Malgré un financement et des troupes considérables, la réponse internationale dirigée par la France aux insurrections islamistes dans la région du Sahel n’a pas permis aux gouvernements ouest-africains de reprendre le contrôle de leurs territoires.

Cela a été particulièrement important pour le sort des dirigeants civils au Burkina Faso et au Mali, car leur incapacité à protéger leurs propres citoyens a donné l’impression que le soutien français était plus un handicap qu’une bénédiction.

À leur tour, la colère et la frustration populaires croissantes ont enhardi les chefs militaires à croire qu’un coup d’État serait célébré par les citoyens.

Pourtant, malgré toutes les erreurs que la France a commises dans ses relations avec ses anciennes colonies d’Afrique au fil des ans, l’instabilité que connaissent actuellement les États francophones ne peut être mise à sa seule porte.

Elle n’a guère été la seule ancienne puissance coloniale à soutenir des dirigeants autoritaires à l’étranger.

Une foule de manifestants pro-militaires lors d’une marche au Niger
Certains de ceux qui s’opposent à l’intervention française au Niger ont plutôt manifesté leur soutien à la Russie
Pendant les jours sombres de la guerre froide, le Royaume-Uni et les États-Unis ont aidé à soutenir un certain nombre de dictateurs en échange de leur loyauté, de Daniel arap Moi au Kenya à Mobutu Sese Seko dans ce qui était alors le Zaïre, aujourd’hui la République démocratique du Congo. .

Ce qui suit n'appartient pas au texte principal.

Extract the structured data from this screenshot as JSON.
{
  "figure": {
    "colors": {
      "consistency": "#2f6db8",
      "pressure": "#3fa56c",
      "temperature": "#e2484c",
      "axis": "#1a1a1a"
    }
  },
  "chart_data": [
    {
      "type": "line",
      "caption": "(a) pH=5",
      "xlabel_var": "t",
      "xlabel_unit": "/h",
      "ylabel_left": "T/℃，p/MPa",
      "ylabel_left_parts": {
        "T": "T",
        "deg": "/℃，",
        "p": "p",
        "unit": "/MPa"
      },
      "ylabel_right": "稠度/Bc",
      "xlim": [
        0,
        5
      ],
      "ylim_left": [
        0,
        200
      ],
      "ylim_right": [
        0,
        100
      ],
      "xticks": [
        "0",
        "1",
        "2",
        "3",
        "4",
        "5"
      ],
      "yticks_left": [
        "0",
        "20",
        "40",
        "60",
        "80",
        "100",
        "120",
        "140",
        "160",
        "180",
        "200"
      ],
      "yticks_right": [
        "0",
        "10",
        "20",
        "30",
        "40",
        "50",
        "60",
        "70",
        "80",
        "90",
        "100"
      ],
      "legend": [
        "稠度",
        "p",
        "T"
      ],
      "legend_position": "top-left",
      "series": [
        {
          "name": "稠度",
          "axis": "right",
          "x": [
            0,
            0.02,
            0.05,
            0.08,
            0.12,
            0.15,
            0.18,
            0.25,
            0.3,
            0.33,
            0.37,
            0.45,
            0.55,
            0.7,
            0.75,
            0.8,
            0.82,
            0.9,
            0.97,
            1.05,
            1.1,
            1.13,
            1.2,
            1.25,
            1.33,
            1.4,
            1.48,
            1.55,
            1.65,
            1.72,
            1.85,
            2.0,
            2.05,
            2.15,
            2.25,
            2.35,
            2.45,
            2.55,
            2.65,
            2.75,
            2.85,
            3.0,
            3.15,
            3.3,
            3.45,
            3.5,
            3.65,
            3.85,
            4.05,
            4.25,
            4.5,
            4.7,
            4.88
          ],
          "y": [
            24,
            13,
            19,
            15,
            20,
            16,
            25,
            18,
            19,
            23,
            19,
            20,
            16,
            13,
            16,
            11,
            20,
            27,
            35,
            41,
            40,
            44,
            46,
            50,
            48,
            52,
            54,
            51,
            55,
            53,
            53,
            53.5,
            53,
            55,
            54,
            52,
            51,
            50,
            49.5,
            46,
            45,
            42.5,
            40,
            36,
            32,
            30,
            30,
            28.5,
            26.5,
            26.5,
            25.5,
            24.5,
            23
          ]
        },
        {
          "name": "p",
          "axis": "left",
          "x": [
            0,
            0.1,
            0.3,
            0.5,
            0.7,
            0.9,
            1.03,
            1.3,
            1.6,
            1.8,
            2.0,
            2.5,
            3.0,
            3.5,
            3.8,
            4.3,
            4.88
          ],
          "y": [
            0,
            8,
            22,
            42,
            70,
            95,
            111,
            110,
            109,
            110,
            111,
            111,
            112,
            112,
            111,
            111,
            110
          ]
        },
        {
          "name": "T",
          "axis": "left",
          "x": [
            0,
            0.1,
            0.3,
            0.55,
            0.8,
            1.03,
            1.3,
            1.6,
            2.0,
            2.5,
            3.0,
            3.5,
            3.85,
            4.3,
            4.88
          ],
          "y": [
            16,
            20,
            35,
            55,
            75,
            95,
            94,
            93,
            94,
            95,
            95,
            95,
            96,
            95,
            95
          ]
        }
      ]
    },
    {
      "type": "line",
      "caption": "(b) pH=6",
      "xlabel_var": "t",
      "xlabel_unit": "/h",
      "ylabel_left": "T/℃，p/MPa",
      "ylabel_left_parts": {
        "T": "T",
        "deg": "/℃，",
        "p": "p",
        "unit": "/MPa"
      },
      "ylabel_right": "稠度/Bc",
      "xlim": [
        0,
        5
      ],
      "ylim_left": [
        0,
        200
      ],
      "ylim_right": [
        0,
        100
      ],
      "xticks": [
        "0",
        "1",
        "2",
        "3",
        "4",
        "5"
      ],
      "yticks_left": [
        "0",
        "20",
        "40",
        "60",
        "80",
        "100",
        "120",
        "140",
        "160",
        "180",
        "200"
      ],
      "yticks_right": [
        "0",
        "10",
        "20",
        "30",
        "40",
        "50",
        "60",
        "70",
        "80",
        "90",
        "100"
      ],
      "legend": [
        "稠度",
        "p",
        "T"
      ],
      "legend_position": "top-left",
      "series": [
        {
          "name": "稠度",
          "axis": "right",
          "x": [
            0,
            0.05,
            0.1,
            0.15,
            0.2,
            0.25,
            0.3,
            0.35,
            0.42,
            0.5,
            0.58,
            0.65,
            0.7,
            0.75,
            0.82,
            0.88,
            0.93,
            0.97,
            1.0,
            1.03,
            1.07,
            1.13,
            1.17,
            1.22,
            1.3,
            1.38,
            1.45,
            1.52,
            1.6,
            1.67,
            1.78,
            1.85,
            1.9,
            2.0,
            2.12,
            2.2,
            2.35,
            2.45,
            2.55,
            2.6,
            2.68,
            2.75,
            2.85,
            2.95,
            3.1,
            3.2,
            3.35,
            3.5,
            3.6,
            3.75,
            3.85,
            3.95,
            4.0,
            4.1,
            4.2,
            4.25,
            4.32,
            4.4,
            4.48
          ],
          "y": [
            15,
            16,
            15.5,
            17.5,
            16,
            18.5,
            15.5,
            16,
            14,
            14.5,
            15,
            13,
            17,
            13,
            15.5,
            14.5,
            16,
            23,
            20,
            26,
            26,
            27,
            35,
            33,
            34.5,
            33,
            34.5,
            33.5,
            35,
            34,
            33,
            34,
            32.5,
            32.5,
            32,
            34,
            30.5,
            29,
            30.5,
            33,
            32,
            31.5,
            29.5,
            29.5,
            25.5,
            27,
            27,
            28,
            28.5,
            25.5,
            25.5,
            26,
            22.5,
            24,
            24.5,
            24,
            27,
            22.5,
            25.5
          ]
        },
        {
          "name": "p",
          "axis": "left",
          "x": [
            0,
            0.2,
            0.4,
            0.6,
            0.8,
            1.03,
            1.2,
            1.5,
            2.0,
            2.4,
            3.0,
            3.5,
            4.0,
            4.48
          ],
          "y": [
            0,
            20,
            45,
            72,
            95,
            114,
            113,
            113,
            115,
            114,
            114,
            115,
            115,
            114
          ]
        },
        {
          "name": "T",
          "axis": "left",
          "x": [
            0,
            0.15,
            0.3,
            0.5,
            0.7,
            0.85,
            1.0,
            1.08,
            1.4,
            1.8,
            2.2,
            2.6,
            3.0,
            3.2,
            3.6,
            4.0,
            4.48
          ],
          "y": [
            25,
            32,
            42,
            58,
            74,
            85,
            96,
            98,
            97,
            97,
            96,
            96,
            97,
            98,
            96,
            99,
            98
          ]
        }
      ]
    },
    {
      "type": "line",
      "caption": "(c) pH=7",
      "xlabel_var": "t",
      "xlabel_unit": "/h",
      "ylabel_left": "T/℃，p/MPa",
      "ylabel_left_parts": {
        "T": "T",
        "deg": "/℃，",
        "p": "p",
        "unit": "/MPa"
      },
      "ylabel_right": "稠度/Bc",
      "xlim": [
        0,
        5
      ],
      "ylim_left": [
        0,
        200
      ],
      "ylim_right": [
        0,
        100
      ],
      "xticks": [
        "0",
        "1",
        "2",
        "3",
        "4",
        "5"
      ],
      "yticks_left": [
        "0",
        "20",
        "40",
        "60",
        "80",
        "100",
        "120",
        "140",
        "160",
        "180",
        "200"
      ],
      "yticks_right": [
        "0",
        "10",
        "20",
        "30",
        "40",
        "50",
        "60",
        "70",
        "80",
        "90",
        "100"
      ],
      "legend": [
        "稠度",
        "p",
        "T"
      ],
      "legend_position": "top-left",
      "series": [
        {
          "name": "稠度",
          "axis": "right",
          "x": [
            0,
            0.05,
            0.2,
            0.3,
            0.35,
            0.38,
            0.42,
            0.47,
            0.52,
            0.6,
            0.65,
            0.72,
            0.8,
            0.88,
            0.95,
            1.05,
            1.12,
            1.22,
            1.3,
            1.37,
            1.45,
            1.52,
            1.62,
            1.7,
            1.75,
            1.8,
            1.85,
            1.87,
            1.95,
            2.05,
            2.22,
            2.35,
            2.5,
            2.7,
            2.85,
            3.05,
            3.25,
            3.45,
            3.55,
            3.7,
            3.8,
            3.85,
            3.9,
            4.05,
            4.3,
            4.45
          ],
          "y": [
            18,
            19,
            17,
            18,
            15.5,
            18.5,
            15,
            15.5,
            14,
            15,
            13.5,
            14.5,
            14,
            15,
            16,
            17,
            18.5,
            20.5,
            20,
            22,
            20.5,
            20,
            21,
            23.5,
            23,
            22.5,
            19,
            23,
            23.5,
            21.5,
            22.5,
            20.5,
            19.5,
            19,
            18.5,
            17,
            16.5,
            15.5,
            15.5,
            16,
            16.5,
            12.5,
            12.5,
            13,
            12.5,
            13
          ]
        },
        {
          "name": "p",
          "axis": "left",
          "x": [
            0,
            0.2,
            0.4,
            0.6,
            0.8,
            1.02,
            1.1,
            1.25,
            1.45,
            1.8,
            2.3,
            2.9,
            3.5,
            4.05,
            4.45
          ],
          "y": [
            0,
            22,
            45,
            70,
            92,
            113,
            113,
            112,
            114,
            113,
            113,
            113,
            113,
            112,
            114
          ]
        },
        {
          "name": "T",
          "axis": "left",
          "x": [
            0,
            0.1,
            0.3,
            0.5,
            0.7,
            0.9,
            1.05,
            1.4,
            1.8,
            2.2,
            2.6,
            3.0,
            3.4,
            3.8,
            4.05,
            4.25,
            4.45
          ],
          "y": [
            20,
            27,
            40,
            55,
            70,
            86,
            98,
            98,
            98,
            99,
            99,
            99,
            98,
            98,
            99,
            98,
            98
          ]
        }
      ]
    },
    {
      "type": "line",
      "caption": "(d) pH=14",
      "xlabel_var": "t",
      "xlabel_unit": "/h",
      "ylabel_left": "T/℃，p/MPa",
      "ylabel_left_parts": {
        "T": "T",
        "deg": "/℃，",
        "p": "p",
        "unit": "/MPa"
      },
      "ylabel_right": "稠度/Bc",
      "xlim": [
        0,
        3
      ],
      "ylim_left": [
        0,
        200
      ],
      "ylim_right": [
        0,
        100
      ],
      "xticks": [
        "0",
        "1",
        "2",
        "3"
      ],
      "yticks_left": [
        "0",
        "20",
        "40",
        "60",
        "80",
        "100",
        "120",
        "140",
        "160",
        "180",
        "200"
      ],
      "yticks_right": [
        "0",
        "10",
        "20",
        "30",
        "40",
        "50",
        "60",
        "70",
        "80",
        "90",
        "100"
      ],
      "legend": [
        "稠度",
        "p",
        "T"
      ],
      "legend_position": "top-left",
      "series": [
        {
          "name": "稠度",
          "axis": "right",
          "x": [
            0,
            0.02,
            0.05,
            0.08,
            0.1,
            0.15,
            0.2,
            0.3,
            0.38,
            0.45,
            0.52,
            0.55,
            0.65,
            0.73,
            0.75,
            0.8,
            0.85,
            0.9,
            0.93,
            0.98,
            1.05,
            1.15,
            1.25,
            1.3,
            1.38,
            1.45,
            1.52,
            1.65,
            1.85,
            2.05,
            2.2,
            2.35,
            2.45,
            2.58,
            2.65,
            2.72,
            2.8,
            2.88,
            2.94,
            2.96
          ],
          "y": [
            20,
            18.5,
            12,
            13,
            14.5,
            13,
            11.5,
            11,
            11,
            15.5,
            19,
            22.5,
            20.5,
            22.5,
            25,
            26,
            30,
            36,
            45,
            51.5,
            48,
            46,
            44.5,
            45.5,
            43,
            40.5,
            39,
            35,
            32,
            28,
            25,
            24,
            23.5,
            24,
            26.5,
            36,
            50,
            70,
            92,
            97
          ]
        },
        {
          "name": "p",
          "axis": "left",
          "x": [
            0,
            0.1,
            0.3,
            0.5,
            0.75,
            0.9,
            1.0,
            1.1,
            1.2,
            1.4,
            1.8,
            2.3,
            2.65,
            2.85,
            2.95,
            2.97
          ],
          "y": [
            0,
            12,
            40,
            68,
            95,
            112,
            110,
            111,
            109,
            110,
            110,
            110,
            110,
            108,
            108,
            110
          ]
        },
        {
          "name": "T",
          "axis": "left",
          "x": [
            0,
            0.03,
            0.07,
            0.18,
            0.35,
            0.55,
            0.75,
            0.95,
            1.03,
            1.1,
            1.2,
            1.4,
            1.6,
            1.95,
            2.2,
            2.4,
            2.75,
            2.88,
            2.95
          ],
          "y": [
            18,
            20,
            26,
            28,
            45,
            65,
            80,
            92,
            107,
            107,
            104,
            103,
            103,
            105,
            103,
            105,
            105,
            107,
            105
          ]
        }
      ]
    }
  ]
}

La relation étroite entre les coups d’État et l’ancienne puissance coloniale était également beaucoup moins répandue aux époques précédentes. Quatre des pays qui ont connu le plus grand nombre de tentatives de coup d’État depuis 1952 sont le Nigéria (8), le Ghana (10), la Sierra Leone (10) et le Soudan (17), qui ont tous connu la domination britannique.

Alors que la tendance récente des coups d’État dans les États francophones peut refléter l’héritage de la Françafrique rentrant chez elle, elle a également été étayée par des niveaux d’insécurité « sans précédent » dans certaines parties de l’Afrique de l’Ouest et de la région du Sahel, avec « des groupes armés, des extrémistes violents et des réseaux criminels » sapant la confiance du public dans les gouvernements civils, selon l’ONU .

Chacun des coups d’État des trois dernières années a également été motivé par un ensemble spécifique de facteurs nationaux qui démontrent l’agence des dirigeants politiques et militaires africains.

Au Mali, le contexte du coup d’État comprenait un afflux de forces extrémistes à la suite de l’ effondrement de l’État libyen en 2011 , des allégations selon lesquelles le président aurait manipulé les élections locales et des manifestations antigouvernementales de masse orchestrées par les partis d’opposition dans la capitale.

Le déclencheur du coup d’État au Niger semble avoir été les projets du président Bazoum de réformer le haut commandement militaire et de destituer le général Tchiani de ses fonctions.

C’est une indication forte que le coup d’État n’était pas vraiment destiné à renforcer la souveraineté nigérienne ou à aider les citoyens les plus pauvres du pays, mais plutôt à protéger les privilèges de l’élite militaire.

Les motifs mixtes des récents coups d’État sont bien démontrés par la rapidité avec laquelle bon nombre des nouveaux gouvernements militaires ont cherché à remplacer une relation problématique avec un allié extérieur par une autre.

Lors du récent sommet Russie-Afrique à Saint-Pétersbourg, les dirigeants du Burkina Faso et du Mali ont déclaré leur soutien au président Vladimir Poutine et à l’invasion de l’Ukraine.

Comme par le passé, les bénéficiaires de ces alliances mondiales seront probablement l’élite politique plutôt que les citoyens ordinaires. On rapporte déjà qu’en mai, des troupes du groupe Wagner, en alliance avec le gouvernement de Poutine à l’époque, ont été responsables de la torture et du massacre de centaines de civils au Mali dans le cadre d’opérations anti-insurrectionnelles.

Il est donc peu probable que réduire l’influence française soit une aubaine directe pour la stabilité politique, et dans les décennies à venir, nous pourrions bien voir une nouvelle génération de chefs militaires tenter de légitimer de nouveaux coups d’État sur la base de la nécessité de débarrasser leurs pays de l’influence maligne de la Russie.